Alguien podría pensar que las opiniones antedichas y toda esta nota se publican en defensa del interés corporativo periodístico. Es importante comprender que no se trata de eso.

Un asunto de tu interés

Ahora que se le llama “ecosistema” a cualquier cosa, podríamos usar esta categoría para el sistema de producción y consumo de publicaciones. Estas últimas incluyen a las periodísticas que aplican criterios básicos de verificación, aporte de contexto y mesura; a las que se ponen a circular sin mala intención pero también sin aplicar esos criterios; y a las desinformaciones maliciosas (fake news), que apelan a lo emotivo y a los preconceptos para disimular la falsificación.

La gente recibe toda esa variedad de productos en sus celulares, y a menudo no sabe o no se preocupa por saber de qué tipo son. A pesar de que se dedican varias horas por día al consumo de lo publicado en redes sociales y otras plataformas, cada mensaje suele ser breve o por lo menos simple.
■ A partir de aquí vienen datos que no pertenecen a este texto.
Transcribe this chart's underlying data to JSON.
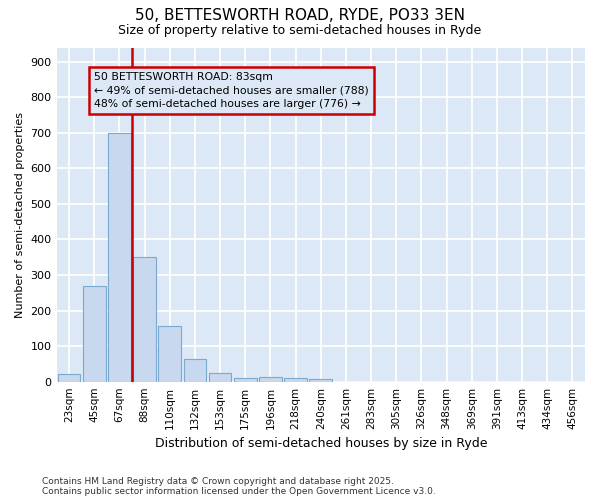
{
  "title1": "50, BETTESWORTH ROAD, RYDE, PO33 3EN",
  "title2": "Size of property relative to semi-detached houses in Ryde",
  "xlabel": "Distribution of semi-detached houses by size in Ryde",
  "ylabel": "Number of semi-detached properties",
  "bar_color": "#c8d8ee",
  "bar_edge_color": "#7aaad0",
  "plot_bg_color": "#dce8f5",
  "fig_bg_color": "#ffffff",
  "grid_color": "#ffffff",
  "annotation_box_color": "#cc0000",
  "vline_color": "#cc0000",
  "annotation_text": "50 BETTESWORTH ROAD: 83sqm\n← 49% of semi-detached houses are smaller (788)\n48% of semi-detached houses are larger (776) →",
  "footer_text": "Contains HM Land Registry data © Crown copyright and database right 2025.\nContains public sector information licensed under the Open Government Licence v3.0.",
  "categories": [
    "23sqm",
    "45sqm",
    "67sqm",
    "88sqm",
    "110sqm",
    "132sqm",
    "153sqm",
    "175sqm",
    "196sqm",
    "218sqm",
    "240sqm",
    "261sqm",
    "283sqm",
    "305sqm",
    "326sqm",
    "348sqm",
    "369sqm",
    "391sqm",
    "413sqm",
    "434sqm",
    "456sqm"
  ],
  "values": [
    22,
    270,
    700,
    350,
    158,
    65,
    25,
    10,
    13,
    10,
    8,
    0,
    0,
    0,
    0,
    0,
    0,
    0,
    0,
    0,
    0
  ],
  "ylim": [
    0,
    940
  ],
  "yticks": [
    0,
    100,
    200,
    300,
    400,
    500,
    600,
    700,
    800,
    900
  ],
  "bar_width": 0.9,
  "figsize": [
    6.0,
    5.0
  ],
  "dpi": 100,
  "vline_pos": 3.0
}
La nota de Cabrera que motivó la denuncia tiene unos 22.500 caracteres. La que se publicó para informar sobre la citación policial, casi 18.000. Para los tiempos que corren, son grandes extensiones; esta contratapa, que unas cuantas personas pueden considerar “larga”, tiene unos 5.000 caracteres. Resulta más fácil leer, escuchar o ver mensajes que transmitan juicios positivos o negativos sobre Tesore sin mucha fundamentación. También es más fácil (y mucho más dañino) producirlos.

Quienes tienen cualquier tipo de actuación pública desarrollan su propia “gestión de redes”, para beneficiar su imagen y desprestigiar a sus adversarios en contacto directo con la gente, sin la fastidiosa mediación de los medios. Los relatos que descalifican a todo el periodismo profesional le abren más espacio a la real malicia en internet, a menudo anónima e incluso generada y reproducida en forma automática y masiva.

Quienes nos dedicamos a la práctica profesional del periodismo tenemos derechos y deberes específicos porque es de interés social que hagamos bien nuestro trabajo, contribuyendo a que cualquier persona ejerza su derecho a recibir buena información, indispensable para la calidad ambiental de la democracia.